Viallon Vivian, His Mathilde, Rinaldi Sabina, Breeur Marie, Gicquiau Audrey, Hemon Bertrand, Overvad Kim, Tjønneland Anne, Rostgaard-Hansen Agnetha Linn, Rothwell Joseph A, Lecuyer Lucie, Severi Gianluca, Kaaks Rudolf, Johnson Theron, Schulze Matthias B, Palli Domenico, Agnoli Claudia, Panico Salvatore, Tumino Rosario, Ricceri Fulvio, Verschuren W M Monique, Engelfriet Peter, Onland-Moret Charlotte, Vermeulen Roel, Nøst Therese Haugdahl, Urbarova Ilona, Zamora-Ros Raul, Rodriguez-Barranco Miguel, Amiano Pilar, Huerta José Maria, Ardanaz Eva, Melander Olle, Ottoson Filip, Vidman Linda, Rentoft Matilda, Schmidt Julie A, Travis Ruth C, Weiderpass Elisabete, Johansson Mattias, Dossus Laure, Jenab Mazda, Gunter Marc J, Lorenzo Bermejo Justo, Scherer Dominique, Salek Reza M, Keski-Rahkonen Pekka, Ferrari Pietro
Nutrition and Metabolism Branch, International Agency for Research on Cancer (IARC-WHO), 69008 Lyon, France.
Department of Public Health, Aarhus University Bartholins Alle 2, DK-8000 Aarhus, Denmark.
Metabolites. 2021 Sep 17;11(9):631. doi: 10.3390/metabo11090631.
Pooling metabolomics data across studies is often desirable to increase the statistical power of the analysis.
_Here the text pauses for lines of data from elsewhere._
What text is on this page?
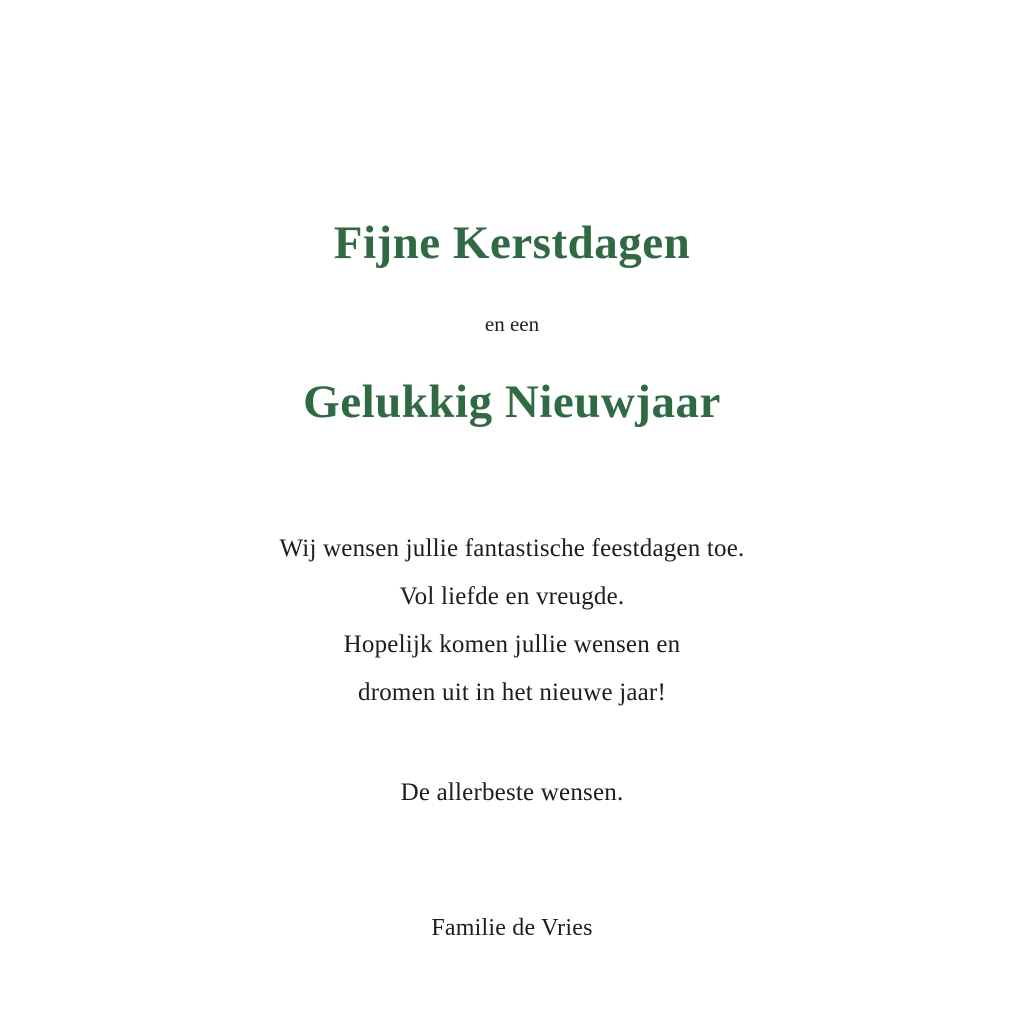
Fijne Kerstdagen

en een

Gelukkig Nieuwjaar

Wij wensen jullie fantastische feestdagen toe.

Vol liefde en vreugde.

Hopelijk komen jullie wensen en

dromen uit in het nieuwe jaar!

De allerbeste wensen.

Familie de Vries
However, this can raise methodological challenges as several preanalytical and analytical factors could introduce differences in measured concentrations and variability between datasets. Specifically, different studies may use variable sample types (e.g., serum versus plasma) collected, treated, and stored according to different protocols, and assayed in different laboratories using different instruments. To address these issues, a new pipeline was developed to normalize and pool metabolomics data through a set of sequential steps: (i) exclusions of the least informative observations and metabolites and removal of outliers; imputation of missing data; (ii) identification of the main sources of variability through principal component partial R-square (PC-PR2) analysis; (iii) application of linear mixed models to remove unwanted variability, including samples' originating study and batch, and preserve biological variations while accounting for potential differences in the residual variances across studies. This pipeline was applied to targeted metabolomics data acquired using Biocrates AbsoluteIDQ kits in eight case-control studies nested within the European Prospective Investigation into Cancer and Nutrition (EPIC) cohort. Comprehensive examination of metabolomics measurements indicated that the pipeline improved the comparability of data across the studies. Our pipeline can be adapted to normalize other molecular data, including biomarkers as well as proteomics data, and could be used for pooling molecular datasets, for example in international consortia, to limit biases introduced by inter-study variability. This versatility of the pipeline makes our work of potential interest to molecular epidemiologists.
跨研究汇总代谢组学数据通常有助于提高分析的统计效力。然而,这可能会带来方法学上的挑战,因为一些分析前和分析因素可能会导致数据集之间测量浓度和变异性的差异。具体而言,不同的研究可能使用根据不同方案收集、处理和存储的不同样本类型(例如血清与血浆),并在不同实验室使用不同仪器进行检测。为了解决这些问题,开发了一种新的流程,通过一系列连续步骤对代谢组学数据进行标准化和汇总:(i) 排除信息量最少的观测值和代谢物,并去除异常值;对缺失数据进行插补;(ii) 通过主成分偏R平方(PC-PR2)分析确定变异性的主要来源;(iii) 应用线性混合模型去除不必要的变异性,包括样本的原始研究和批次,并在考虑各研究残差方差潜在差异的同时保留生物学变异。该流程应用于在欧洲癌症与营养前瞻性调查(EPIC)队列中的八项病例对照研究中使用Biocrates AbsoluteIDQ试剂盒获取的靶向代谢组学数据。对代谢组学测量的全面检查表明,该流程提高了各研究数据的可比性。我们的流程可适用于标准化其他分子数据,包括生物标志物以及蛋白质组学数据,并且可用于汇总分子数据集,例如在国际联盟中,以限制研究间变异性引入的偏差。该流程的这种通用性使我们的工作对分子流行病学家具有潜在的吸引力。